The men’s house opened in 2020 and the women’s house followed in late 2021. Though owned and initially managed by the Center for the Advancement of Rural Living, the seven-member Recovery Aroostook board now manages both houses.

Four board members are in active recovery, including Jon and his wife, Elizabeth Holabird, of Caribou.

Recovery Aroostook began overseeing both houses in 2022 to give residents more connections with others who have gone through recovery, said Elizabeth Holabird, board treasurer.

“For me, it helps to be in a room of people who understand what I’ve gone through,” she said. “So residents look to us because we get it.”

The two have 11 years of sobriety between them. They know firsthand how important it is to have a recovery support system.

In middle school, Jon Holabird, 36, began misusing drugs and alcohol to impress classmates he thought were his friends. He continued to deal and use drugs, including heroin, throughout young adulthood. He relapsed after his first attempt at rehab in 2015 and was arrested two years later for drug trafficking.

While facing years of jail, he had an epiphany: he no longer wanted to be someone who brought pain to his family and community. He entered rehab in Bangor and was still sober eight months later during his court appearance, with the support of family and his newfound church community.

“I had a whole room of people who testified on how much I wanted to change my life,” Jon Holabird said. “I did nine months in the county jail and never looked back.”

Elizabeth Holabird, 32, turned to alcohol as a teenager while dealing with family trauma and struggled with alcoholism as a young adult. Though she tried rehab outside Aroostook, she found she could not face her trauma until she returned home.

The couple met about five years ago during Alcoholics Anonymous meetings and have been married for three years. Today, Jon owns Rick’s Redemption in Presque Isle and Elizabeth works at Miss Jordyn’s Child Care & Preschool in Caribou.

The Holabirds dedicate much of their spare time to volunteering and fundraising for Recovery Aroostook.

At each recovery house, residents are expected to find jobs, pay rent, attend group meetings and work toward recovery through counseling and/or medical-assisted treatment. Each house has six rooms, several of which can be shared.

So far only a few regular donors have signed on to give $10 per month, but Recovery Aroostook has already seen its fundraising momentum increase as it recovers from the pandemic, which shut down most in-person programs.

The organization raised $23,000 in the past year. That includes $6,000 from a memorial 5K race, $3,700 from a SnowBowl-themed fundraiser and more than $10,000 from the Center for the Advancement of Rural Living’s fall spectacular.

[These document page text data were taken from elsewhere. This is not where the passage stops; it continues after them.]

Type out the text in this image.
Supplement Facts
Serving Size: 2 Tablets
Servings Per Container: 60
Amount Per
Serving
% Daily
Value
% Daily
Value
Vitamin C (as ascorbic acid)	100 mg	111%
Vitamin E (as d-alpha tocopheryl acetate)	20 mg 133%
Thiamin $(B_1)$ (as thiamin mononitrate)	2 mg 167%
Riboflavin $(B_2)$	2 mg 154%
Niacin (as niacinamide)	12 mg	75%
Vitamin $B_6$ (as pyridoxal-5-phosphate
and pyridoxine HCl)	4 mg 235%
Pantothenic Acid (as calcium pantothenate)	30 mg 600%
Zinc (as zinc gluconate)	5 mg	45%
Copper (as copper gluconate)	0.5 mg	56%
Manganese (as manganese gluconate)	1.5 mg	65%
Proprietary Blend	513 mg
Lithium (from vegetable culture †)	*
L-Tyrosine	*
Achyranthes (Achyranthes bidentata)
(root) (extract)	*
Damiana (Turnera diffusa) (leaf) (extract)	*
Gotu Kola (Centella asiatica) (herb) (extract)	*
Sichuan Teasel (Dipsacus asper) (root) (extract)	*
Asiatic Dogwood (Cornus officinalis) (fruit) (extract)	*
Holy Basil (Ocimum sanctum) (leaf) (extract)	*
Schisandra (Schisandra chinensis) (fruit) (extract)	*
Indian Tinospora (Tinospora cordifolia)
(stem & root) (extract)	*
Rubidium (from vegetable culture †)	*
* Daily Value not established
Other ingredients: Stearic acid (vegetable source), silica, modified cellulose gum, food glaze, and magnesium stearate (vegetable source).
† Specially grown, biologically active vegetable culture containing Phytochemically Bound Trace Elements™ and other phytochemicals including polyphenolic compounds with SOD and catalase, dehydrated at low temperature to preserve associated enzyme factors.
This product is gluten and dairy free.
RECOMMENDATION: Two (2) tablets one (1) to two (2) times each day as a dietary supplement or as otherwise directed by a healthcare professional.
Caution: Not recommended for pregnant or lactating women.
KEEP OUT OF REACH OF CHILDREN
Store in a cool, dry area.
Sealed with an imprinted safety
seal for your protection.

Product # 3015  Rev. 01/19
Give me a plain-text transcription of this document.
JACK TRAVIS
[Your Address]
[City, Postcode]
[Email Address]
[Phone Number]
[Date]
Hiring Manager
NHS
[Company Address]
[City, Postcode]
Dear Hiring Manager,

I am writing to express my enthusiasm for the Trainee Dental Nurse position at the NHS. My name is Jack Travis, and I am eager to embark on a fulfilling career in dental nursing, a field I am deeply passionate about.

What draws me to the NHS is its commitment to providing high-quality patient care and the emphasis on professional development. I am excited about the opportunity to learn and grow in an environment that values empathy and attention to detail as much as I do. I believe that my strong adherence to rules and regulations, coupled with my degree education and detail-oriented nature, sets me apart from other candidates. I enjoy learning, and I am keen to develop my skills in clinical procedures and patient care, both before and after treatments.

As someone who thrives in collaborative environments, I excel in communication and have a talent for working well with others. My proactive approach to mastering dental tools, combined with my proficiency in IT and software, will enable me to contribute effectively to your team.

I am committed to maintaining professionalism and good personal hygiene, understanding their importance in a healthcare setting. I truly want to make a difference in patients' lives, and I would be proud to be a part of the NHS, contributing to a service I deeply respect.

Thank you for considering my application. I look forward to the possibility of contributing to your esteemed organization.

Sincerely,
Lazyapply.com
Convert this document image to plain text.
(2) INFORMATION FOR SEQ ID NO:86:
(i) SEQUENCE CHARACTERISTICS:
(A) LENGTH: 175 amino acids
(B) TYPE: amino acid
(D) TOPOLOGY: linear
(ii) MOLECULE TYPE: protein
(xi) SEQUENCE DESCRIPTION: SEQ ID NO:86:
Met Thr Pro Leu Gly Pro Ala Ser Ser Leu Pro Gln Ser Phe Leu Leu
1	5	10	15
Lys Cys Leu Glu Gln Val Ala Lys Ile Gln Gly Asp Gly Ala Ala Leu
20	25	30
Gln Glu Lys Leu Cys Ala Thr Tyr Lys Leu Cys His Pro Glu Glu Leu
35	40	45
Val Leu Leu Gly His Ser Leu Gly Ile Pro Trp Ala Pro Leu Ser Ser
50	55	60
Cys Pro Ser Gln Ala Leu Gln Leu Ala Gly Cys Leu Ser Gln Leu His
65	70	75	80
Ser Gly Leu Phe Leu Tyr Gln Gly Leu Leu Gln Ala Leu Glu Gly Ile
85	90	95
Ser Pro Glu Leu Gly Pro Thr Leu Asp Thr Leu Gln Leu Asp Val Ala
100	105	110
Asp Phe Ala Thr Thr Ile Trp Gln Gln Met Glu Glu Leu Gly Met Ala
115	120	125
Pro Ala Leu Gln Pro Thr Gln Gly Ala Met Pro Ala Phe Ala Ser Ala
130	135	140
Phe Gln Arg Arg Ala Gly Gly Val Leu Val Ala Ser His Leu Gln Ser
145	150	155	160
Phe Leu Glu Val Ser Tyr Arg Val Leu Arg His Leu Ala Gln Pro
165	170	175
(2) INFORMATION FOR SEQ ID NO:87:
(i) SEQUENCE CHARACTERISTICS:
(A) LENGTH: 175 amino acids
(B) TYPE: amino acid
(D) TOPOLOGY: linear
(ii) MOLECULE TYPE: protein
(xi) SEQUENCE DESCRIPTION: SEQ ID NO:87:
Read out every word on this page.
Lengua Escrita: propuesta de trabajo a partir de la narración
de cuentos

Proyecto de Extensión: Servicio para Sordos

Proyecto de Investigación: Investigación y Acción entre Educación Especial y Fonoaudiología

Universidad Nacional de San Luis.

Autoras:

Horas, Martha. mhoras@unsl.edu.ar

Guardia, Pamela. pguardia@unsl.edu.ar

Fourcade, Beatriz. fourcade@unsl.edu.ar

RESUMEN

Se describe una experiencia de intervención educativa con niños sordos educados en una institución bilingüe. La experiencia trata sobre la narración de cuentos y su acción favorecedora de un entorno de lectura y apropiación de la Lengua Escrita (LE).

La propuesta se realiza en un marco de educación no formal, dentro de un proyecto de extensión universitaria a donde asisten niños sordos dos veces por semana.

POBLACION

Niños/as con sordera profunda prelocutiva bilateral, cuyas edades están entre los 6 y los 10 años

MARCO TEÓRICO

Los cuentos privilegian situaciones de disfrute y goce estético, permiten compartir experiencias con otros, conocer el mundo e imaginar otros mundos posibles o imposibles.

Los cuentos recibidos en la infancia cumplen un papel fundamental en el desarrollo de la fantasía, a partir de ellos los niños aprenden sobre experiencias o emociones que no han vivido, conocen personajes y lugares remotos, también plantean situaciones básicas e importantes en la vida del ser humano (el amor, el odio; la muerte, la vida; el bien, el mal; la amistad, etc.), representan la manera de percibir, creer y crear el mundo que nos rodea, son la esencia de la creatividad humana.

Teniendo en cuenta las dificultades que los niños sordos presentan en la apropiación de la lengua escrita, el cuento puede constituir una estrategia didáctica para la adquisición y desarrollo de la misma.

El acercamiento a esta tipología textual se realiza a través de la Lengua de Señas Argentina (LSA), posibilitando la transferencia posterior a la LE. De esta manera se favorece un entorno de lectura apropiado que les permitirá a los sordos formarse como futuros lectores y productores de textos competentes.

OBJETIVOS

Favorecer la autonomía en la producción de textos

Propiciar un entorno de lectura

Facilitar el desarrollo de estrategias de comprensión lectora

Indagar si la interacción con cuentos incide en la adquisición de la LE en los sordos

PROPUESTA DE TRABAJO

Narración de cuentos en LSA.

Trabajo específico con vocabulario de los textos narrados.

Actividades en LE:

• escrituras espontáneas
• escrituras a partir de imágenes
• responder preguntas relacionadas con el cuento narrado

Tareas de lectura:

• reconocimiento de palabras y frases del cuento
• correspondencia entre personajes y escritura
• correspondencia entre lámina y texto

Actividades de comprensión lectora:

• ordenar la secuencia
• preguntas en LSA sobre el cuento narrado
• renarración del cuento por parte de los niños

Last fall, former Caribou resident Kristin Gifford donated $2,000 in memory of her late daughter, Marissa Lloyd, who passed away in a vehicle accident when she was 7, and Lloyd’s childhood friend Hanah White. White died of a drug overdose last year at age 22. Gifford’s donation allowed Recovery Aroostook to set up a scholarship fund for recovery house residents with limited incomes.

Bill Flagg, community relations director at Cary Medical Center, is on the board for the rural living group.  He and the board were instrumental in fundraising for and purchasing the recovery houses.

Flagg knows how much people in recovery benefit from support systems. Elizabeth Holabird is his daughter.

The more funds Recovery Aroostook can raise, Flagg said, the more communities can understand that there are real families behind the stories of addiction.

“It’s a tough thing to come out of, and I’m so proud of what Elizabeth has become,” Flagg said. “For so long Aroostook County has not had a recovery community, but we’re building it. I think this is just the beginning.”